Scene from The Bling Ring
Welcome to Alternative to What: a weekly column that tries to find a great alternative to driving to the multiplexes. Based on releases of that week, the selections will either be thematically related or feature recurring cast and crew. The goal is to help you better understand the diversity of cinema and hopefully find you some favorites while saving a few bucks. At worse, this column will save you money. Expect each installment to come out on Fridays, unless specified. 

The Bling Ring (2013)
- Alternative To -
The Purge: Election Year (2016)

There is something impressive when a film becomes shorthand for something bigger than itself. In the case of The Purge, it's essentially a mass killing spree. Over the past few years, it's also turned into one of the most unassuming successful horror franchises following The Conjuring. The idea is simple: crime is legal for 12 hours once a year. It plays into a fantasy that most people want to kill people they hate. However, there's so much more that the films have been intending to explore, but often get sidetracked by the murdering. That is the fact that crimes include stealing money and altering your social status. There's things that would make The Purge a far better movie if it was about more than murder. Of course, that movie already existed, both in reality and in fiction.

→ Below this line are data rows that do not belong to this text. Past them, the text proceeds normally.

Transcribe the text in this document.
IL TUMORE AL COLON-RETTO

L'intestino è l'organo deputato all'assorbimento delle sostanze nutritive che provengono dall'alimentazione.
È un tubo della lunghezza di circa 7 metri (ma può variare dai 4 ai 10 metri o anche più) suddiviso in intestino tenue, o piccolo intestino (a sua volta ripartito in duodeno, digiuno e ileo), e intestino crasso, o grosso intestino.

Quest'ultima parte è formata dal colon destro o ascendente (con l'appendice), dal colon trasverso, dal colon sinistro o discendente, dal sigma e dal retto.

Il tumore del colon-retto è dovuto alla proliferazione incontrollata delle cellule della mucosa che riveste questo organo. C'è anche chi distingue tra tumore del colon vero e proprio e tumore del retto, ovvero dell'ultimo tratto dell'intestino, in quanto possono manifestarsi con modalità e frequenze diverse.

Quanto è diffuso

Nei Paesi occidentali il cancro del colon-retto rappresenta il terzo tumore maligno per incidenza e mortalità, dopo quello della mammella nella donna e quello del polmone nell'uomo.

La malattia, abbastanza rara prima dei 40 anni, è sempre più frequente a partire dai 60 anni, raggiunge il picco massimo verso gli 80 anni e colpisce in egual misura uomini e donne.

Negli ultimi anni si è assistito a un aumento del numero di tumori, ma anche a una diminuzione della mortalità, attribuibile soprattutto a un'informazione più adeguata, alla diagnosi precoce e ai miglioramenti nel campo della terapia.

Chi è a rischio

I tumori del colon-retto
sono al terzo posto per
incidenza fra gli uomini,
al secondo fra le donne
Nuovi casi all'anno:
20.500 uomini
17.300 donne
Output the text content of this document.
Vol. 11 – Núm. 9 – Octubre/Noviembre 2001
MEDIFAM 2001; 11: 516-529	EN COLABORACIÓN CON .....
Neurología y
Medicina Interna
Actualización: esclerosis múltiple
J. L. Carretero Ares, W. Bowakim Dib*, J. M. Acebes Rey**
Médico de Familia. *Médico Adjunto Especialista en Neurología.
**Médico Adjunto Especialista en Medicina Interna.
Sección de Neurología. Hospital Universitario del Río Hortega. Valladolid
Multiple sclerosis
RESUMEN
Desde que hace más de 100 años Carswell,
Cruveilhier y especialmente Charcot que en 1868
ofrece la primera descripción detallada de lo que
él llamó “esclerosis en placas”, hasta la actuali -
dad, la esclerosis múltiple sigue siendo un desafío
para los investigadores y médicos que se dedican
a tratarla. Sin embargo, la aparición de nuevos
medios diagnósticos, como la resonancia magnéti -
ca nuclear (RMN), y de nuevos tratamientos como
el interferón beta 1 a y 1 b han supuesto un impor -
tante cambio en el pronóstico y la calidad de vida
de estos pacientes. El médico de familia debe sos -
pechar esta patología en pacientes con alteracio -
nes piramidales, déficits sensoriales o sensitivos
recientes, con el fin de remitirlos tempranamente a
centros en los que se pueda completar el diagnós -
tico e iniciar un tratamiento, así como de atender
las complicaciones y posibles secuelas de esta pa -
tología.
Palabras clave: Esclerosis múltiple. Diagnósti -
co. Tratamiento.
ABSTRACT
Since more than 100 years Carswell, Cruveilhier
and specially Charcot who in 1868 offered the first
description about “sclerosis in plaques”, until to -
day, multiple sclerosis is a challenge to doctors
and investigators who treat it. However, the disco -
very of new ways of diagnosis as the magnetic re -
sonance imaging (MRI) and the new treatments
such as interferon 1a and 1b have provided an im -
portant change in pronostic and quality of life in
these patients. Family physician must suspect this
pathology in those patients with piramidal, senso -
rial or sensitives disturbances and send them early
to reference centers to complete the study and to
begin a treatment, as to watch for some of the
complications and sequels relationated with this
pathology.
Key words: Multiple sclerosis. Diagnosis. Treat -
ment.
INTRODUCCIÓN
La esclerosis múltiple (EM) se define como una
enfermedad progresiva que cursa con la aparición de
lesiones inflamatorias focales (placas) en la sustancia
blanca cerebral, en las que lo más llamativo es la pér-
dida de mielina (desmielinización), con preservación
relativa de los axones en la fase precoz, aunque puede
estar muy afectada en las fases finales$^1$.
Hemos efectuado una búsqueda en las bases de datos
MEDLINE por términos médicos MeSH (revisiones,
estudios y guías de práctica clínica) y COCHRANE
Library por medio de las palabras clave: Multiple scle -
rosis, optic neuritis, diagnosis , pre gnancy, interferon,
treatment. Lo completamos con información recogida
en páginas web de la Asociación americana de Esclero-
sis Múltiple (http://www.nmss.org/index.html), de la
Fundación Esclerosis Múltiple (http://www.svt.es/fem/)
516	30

Director Sofia Coppola adapted the real life story of The Bling Ring in 2013 and gave the film a haunting cautionary tale of teenage vapidness. Lead by Emma Watson in her best role to date, the cast follows a group of fame-hungry teens who start with petty theft before robbing celebrities like Paris Hilton where they live. For a story that is told by a director often accused of being too self-reflexive, the humor is dry and the connotations are disturbing. There's no sense of guilt from the parties at play, and the idea of using this notoriety to become celebrities is itself a fascinating commentary on the modern culture that would prefer internet fame to working hard for credibility.
It does help that there's an underlying sense of bad parenting and lack of restrictions. The drive to break in and experience the life of luxury is often tempting and played for laughs. It's a dizzying series of images, and one that updates the heist film format to a low key drama where almost nothing matters except fame. Their existence is even perpetuated from a mother figure who makes collage boards of celebrities that they worship. It eventually leads to the trial, of which is covered by the media with such a frenzy that it almost fuels their narcissism. The self-importance is laid on, even if it's misguided and unformed. 

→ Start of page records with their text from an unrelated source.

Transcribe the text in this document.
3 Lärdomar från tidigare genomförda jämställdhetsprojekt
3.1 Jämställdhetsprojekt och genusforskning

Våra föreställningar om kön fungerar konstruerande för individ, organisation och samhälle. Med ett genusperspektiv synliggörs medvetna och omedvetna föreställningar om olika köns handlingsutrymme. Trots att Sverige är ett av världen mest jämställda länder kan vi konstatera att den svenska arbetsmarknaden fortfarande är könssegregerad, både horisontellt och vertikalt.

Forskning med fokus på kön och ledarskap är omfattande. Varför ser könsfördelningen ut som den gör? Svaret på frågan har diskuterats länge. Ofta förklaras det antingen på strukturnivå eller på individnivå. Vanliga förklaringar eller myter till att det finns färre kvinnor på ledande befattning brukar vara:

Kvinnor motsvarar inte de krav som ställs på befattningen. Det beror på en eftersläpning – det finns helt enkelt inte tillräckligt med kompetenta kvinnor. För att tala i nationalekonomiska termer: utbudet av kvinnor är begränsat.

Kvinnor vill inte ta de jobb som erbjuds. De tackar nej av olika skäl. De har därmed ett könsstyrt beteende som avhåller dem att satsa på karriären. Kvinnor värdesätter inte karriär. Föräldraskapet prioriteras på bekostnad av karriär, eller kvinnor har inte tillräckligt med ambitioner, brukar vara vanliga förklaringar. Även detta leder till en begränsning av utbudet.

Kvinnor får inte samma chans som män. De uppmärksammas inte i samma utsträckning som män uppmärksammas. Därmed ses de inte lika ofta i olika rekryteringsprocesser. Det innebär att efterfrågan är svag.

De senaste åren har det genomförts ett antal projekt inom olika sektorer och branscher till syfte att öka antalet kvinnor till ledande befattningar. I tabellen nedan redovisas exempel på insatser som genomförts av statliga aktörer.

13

It's a film that feels of the moment, though likely will be ignored due to the repulsive nature of stupid rich kids. From their accents to their fascination with mundane ideas, it's all a horror story unto itself, and one that seems cautionary in the years that followed. With the rise of internet celebrities and the sense that YouTube can be monetized, it's become more of a rampant problem and the stretch to achieve fame has reached the end of its elasticity. What do these teenagers have to live for if they don't get the tools that they need now? The film may seem aimless, but it captures the essence of contemporary culture in a nutshell. It is aimless, and to live the life that way is a bigger tragedy, especially when reality strikes.

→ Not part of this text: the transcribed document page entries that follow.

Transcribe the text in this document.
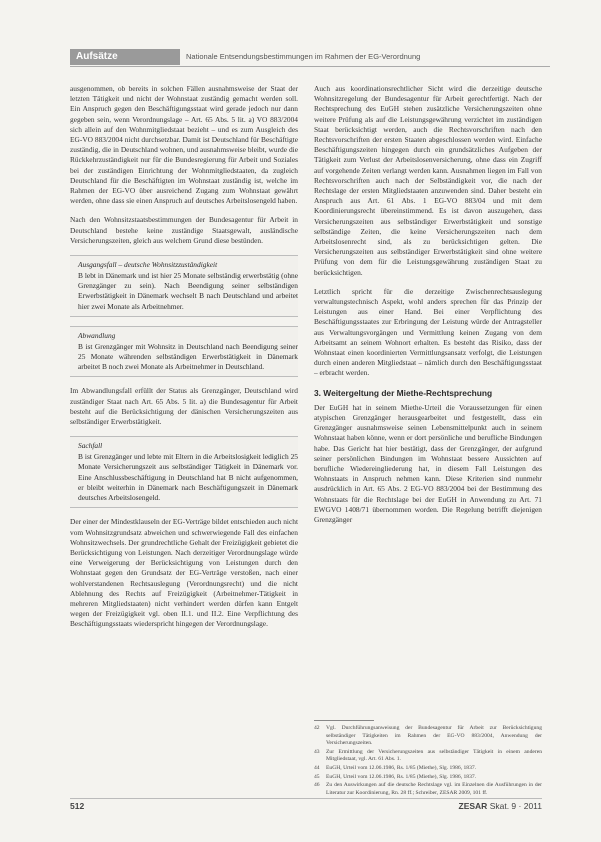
Aufsätze	Nationale Entsendungsbestimmungen im Rahmen der EG-Verordnung

ausgenommen, ob bereits in solchen Fällen ausnahmsweise der Staat der letzten Tätigkeit und nicht der Wohnstaat zuständig gemacht werden soll. Ein Anspruch gegen den Beschäftigungsstaat wird gerade jedoch nur dann gegeben sein, wenn Verordnungslage – Art. 65 Abs. 5 lit. a) VO 883/2004 sich allein auf den Wohnmitgliedstaat bezieht – und es zum Ausgleich des EG-VO 883/2004 nicht durchsetzbar. Damit ist Deutschland für Beschäftigte zuständig, die in Deutschland wohnen, und ausnahmsweise bleibt, wurde die Rückkehrzuständigkeit nur für die Bundesregierung für Arbeit und Soziales bei der zuständigen Einrichtung der Wohnmitgliedstaaten, da zugleich Deutschland für die Beschäftigten im Wohnstaat zuständig ist, welche im Rahmen der EG-VO über ausreichend Zugang zum Wohnstaat gewährt werden, ohne dass sie einen Anspruch auf deutsches Arbeitslosengeld haben.

Nach den Wohnsitzstaatsbestimmungen der Bundesagentur für Arbeit in Deutschland bestehe keine zuständige Staatsgewalt, ausländische Versicherungszeiten, gleich aus welchem Grund diese bestünden.

Ausgangsfall – deutsche Wohnsitzzuständigkeit
B lebt in Dänemark und ist hier 25 Monate selbständig erwerbstätig (ohne Grenzgänger zu sein). Nach Beendigung seiner selbständigen Erwerbstätigkeit in Dänemark wechselt B nach Deutschland und arbeitet hier zwei Monate als Arbeitnehmer.
Abwandlung
B ist Grenzgänger mit Wohnsitz in Deutschland nach Beendigung seiner 25 Monate währenden selbständigen Erwerbstätigkeit in Dänemark arbeitet B noch zwei Monate als Arbeitnehmer in Deutschland.

Im Abwandlungsfall erfüllt der Status als Grenzgänger, Deutschland wird zuständiger Staat nach Art. 65 Abs. 5 lit. a) die Bundesagentur für Arbeit besteht auf die Berücksichtigung der dänischen Versicherungszeiten aus selbständiger Erwerbstätigkeit.

Sachfall
B ist Grenzgänger und lebte mit Eltern in die Arbeitslosigkeit lediglich 25 Monate Versicherungszeit aus selbständiger Tätigkeit in Dänemark vor. Eine Anschlussbeschäftigung in Deutschland hat B nicht aufgenommen, er bleibt weiterhin in Dänemark nach Beschäftigungszeit in Dänemark deutsches Arbeitslosengeld.

Der einer der Mindestklauseln der EG-Verträge bildet entschieden auch nicht vom Wohnsitzgrundsatz abweichen und schwerwiegende Fall des einfachen Wohnsitzwechsels. Der grundrechtliche Gehalt der Freizügigkeit gebietet die Berücksichtigung von Leistungen. Nach derzeitiger Verordnungslage würde eine Verweigerung der Berücksichtigung von Leistungen durch den Wohnstaat gegen den Grundsatz der EG-Verträge verstoßen, nach einer wohlverstandenen Rechtsauslegung (Verordnungsrecht) und die nicht Ablehnung des Rechts auf Freizügigkeit (Arbeitnehmer-Tätigkeit in mehreren Mitgliedstaaten) nicht verhindert werden dürfen kann Entgelt wegen der Freizügigkeit vgl. oben II.1. und II.2. Eine Verpflichtung des Beschäftigungsstaats wiederspricht hingegen der Verordnungslage.

Auch aus koordinationsrechtlicher Sicht wird die derzeitige deutsche Wohnsitzregelung der Bundesagentur für Arbeit gerechtfertigt. Nach der Rechtsprechung des EuGH stehen zusätzliche Versicherungszeiten ohne weitere Prüfung als auf die Leistungsgewährung verzichtet im zuständigen Staat berücksichtigt werden, auch die Rechtsvorschriften nach den Rechtsvorschriften der ersten Staaten abgeschlossen werden wird. Einfache Beschäftigungszeiten hingegen durch ein grundsätzliches Aufgeben der Tätigkeit zum Verlust der Arbeitslosenversicherung, ohne dass ein Zugriff auf vorgehende Zeiten verlangt werden kann. Ausnahmen liegen im Fall von Rechtsvorschriften auch nach der Selbständigkeit vor, die nach der Rechtslage der ersten Mitgliedstaaten anzuwenden sind. Daher besteht ein Anspruch aus Art. 61 Abs. 1 EG-VO 883/04 und mit dem Koordinierungsrecht übereinstimmend. Es ist davon auszugehen, dass Versicherungszeiten aus selbständiger Erwerbstätigkeit und sonstige selbständige Zeiten, die keine Versicherungszeiten nach dem Arbeitslosenrecht sind, als zu berücksichtigen gelten. Die Versicherungszeiten aus selbständiger Erwerbstätigkeit sind ohne weitere Prüfung von dem für die Leistungsgewährung zuständigen Staat zu berücksichtigen.

Letztlich spricht für die derzeitige Zwischenrechtsauslegung verwaltungstechnisch Aspekt, wohl anders sprechen für das Prinzip der Leistungen aus einer Hand. Bei einer Verpflichtung des Beschäftigungsstaates zur Erbringung der Leistung würde der Antragsteller aus Verwaltungsvorgängen und Vermittlung keinen Zugang von dem Arbeitsamt an seinem Wohnort erhalten. Es besteht das Risiko, dass der Wohnstaat einen koordinierten Vermittlungsansatz verfolgt, die Leistungen durch einen anderen Mitgliedstaat – nämlich durch den Beschäftigungsstaat – erbracht werden.

3. Weitergeltung der Miethe-Rechtsprechung

Der EuGH hat in seinem Miethe-Urteil die Voraussetzungen für einen atypischen Grenzgänger herausgearbeitet und festgestellt, dass ein Grenzgänger ausnahmsweise seinen Lebensmittelpunkt auch in seinem Wohnstaat haben könne, wenn er dort persönliche und berufliche Bindungen habe. Das Gericht hat hier bestätigt, dass der Grenzgänger, der aufgrund seiner persönlichen Bindungen im Wohnstaat bessere Aussichten auf berufliche Wiedereingliederung hat, in diesem Fall Leistungen des Wohnstaats in Anspruch nehmen kann. Diese Kriterien sind nunmehr ausdrücklich in Art. 65 Abs. 2 EG-VO 883/2004 bei der Bestimmung des Wohnstaats für die Rechtslage bei der EuGH in Anwendung zu Art. 71 EWGVO 1408/71 übernommen worden. Die Regelung betrifft diejenigen Grenzgänger

42	Vgl. Durchführungsanweisung der Bundesagentur für Arbeit zur Berücksichtigung selbständiger Tätigkeiten im Rahmen der EG-VO 883/2004, Anwendung der Versicherungszeiten.
43	Zur Ermittlung der Versicherungszeiten aus selbständiger Tätigkeit in einem anderen Mitgliedstaat, vgl. Art. 61 Abs. 1.
44	EuGH, Urteil vom 12.06.1986, Rs. 1/85 (Miethe), Slg. 1986, 1837.
45	EuGH, Urteil vom 12.06.1986, Rs. 1/85 (Miethe), Slg. 1986, 1837.
46	Zu den Auswirkungen auf die deutsche Rechtslage vgl. im Einzelnen die Ausführungen in der Literatur zur Koordinierung, Rn. 28 ff.; Schreiber, ZESAR 2009, 101 ff.
512	ZESAR Skat. 9 · 2011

How does it relate to The Purge? It does in the sense that it shows another unpleasant side to anarchy and desperation. It shows how society longs for something that only provides temporary satisfaction. Is The Bling Ring a horror film? Not in the traditional sense, though it's not hard to imagine these characters robbing as their own guilt-free version of a purge. The only difference is that this film has no victims, plenty of cultural depth, and has something to say. The Purge: Election Year may be billed as pseudo-political, but is it really? That's up to you to decide.